Social engineering is often used to compromise credentials, making password management an important line of defense. Organizations and users should ensure they are using strong passwords. The longer the password, the better. Also, limit the number of wrong username and password combinations that can be entered before the user is locked out, and make sure users change passwords periodically and never use the same one on multiple sites.
Passwords, of course, are only one aspect of access control. It is also vital for security leaders to be prepared to support a hybrid workforce that may now have a much larger number of employees accessing systems and data from outside the office. VPN security made its way into the news headlines this year as cybercriminals stepped up attacks against VPN products. For this reason, it is important to perform an assessment of current access policies, make sure the solutions are patched, and ensure they can handle the increased number of remote connections.
It is also vital for security leaders to be prepared to support a hybrid workforce that may now have a much larger number of employees accessing systems and data from outside the office.
VPNs should also be protected using multi-factor authentication (MFA) for an additional layer of security. Enabling MFA helps limit the risk of lateral movement by an attacker that penetrates your network and creates an extra hurdle for them if a user’s credentials are stolen. Whenever possible, MFA should be used to protect access to all critical systems and applications.

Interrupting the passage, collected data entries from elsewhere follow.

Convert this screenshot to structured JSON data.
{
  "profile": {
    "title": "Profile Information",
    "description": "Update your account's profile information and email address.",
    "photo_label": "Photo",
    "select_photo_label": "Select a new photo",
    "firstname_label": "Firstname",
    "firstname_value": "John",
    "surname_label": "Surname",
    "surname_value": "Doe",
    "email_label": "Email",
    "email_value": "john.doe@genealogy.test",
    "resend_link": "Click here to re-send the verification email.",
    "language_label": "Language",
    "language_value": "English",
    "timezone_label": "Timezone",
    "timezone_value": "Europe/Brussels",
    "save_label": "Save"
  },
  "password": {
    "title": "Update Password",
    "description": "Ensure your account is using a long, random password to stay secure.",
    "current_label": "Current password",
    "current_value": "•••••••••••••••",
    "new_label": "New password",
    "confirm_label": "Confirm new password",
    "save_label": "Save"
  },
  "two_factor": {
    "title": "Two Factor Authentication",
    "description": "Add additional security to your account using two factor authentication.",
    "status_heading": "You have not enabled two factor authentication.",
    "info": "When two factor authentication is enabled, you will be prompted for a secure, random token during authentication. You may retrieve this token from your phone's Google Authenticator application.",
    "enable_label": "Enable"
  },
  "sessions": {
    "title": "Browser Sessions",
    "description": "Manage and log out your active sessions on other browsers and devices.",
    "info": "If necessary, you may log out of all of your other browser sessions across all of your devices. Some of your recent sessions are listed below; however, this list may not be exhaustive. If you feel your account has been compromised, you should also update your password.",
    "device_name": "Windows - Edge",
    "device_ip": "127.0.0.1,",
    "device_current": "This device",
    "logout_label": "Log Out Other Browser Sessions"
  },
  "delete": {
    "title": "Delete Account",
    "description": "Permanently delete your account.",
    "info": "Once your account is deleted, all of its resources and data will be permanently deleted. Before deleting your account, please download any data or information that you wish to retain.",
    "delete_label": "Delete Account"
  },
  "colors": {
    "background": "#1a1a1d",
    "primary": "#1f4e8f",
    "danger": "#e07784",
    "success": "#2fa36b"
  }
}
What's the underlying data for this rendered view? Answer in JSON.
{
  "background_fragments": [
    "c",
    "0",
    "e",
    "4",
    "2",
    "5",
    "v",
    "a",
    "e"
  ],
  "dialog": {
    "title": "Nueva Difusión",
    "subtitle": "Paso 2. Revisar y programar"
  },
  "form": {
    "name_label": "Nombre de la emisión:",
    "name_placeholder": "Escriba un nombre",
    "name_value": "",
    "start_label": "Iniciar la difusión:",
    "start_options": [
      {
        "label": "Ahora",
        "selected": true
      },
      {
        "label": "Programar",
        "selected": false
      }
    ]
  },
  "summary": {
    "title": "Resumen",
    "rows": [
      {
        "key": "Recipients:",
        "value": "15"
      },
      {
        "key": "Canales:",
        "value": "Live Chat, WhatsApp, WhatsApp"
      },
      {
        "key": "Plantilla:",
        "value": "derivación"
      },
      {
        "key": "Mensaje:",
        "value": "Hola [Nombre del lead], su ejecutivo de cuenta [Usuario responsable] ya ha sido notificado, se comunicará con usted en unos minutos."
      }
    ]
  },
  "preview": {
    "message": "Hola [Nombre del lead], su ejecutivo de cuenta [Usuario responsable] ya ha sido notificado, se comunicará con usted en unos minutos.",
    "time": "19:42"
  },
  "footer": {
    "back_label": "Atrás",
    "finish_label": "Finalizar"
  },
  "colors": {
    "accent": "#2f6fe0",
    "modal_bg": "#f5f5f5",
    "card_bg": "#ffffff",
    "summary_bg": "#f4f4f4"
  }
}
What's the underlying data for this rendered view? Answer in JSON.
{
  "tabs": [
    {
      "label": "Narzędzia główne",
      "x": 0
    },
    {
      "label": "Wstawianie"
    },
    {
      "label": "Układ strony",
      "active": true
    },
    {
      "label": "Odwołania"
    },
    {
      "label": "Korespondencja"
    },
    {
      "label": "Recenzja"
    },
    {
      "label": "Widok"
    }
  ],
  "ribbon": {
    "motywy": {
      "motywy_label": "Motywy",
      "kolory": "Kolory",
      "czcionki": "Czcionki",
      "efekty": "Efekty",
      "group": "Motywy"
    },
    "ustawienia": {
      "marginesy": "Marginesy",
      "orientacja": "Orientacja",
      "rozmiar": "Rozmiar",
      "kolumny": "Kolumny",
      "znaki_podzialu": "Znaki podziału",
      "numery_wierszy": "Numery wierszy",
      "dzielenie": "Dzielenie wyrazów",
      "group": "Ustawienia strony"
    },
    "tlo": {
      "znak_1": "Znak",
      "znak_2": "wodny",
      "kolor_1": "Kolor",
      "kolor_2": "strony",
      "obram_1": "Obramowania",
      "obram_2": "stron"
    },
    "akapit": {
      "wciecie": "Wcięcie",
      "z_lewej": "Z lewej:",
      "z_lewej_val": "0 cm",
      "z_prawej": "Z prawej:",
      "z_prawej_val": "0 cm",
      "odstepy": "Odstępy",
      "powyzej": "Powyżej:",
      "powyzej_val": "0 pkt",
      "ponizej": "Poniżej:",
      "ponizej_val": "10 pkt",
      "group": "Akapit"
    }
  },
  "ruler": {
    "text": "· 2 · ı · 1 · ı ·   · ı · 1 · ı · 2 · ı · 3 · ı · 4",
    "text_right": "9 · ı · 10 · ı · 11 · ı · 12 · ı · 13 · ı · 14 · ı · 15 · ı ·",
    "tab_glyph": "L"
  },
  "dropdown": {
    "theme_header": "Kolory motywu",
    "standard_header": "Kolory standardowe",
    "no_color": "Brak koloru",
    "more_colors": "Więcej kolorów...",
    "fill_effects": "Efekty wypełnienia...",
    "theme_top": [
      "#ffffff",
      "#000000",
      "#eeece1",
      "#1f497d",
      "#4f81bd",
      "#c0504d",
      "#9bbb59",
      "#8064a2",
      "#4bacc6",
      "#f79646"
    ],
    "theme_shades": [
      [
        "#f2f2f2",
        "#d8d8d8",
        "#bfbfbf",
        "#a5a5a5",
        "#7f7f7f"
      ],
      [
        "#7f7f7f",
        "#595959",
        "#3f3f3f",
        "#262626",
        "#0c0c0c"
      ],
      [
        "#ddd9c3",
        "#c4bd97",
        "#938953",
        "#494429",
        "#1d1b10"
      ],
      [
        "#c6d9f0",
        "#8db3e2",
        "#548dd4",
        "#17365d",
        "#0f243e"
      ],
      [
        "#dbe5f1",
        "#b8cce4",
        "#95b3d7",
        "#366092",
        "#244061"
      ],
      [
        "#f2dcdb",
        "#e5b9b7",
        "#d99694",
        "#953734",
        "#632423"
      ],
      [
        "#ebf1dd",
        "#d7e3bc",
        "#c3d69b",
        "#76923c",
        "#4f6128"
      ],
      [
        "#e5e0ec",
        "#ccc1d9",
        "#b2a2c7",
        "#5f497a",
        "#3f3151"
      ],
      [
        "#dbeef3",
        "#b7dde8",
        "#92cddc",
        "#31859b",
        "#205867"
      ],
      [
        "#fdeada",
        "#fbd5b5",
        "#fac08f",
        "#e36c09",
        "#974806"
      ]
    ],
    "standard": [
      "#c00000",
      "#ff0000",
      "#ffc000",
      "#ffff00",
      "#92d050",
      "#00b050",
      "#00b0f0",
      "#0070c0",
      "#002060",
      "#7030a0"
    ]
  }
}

It should also be remembered that remote workers may be tempted to use personal devices to access cloud applications and data. If these devices are unmanaged, potential security blind spots could emerge. Organizations should review their Bring-Your-Own-Device (BYOD) strategy and capabilities are sufficient to secure a hybrid workforce.
Do Your Part. Be Cyber Smart.
In the US, the theme of National Cybersecurity Awareness Month calls for users and organizations alike to do their part. Cybersecurity is not a one-person operation; it is a team sport. This month is as good as any to remember that.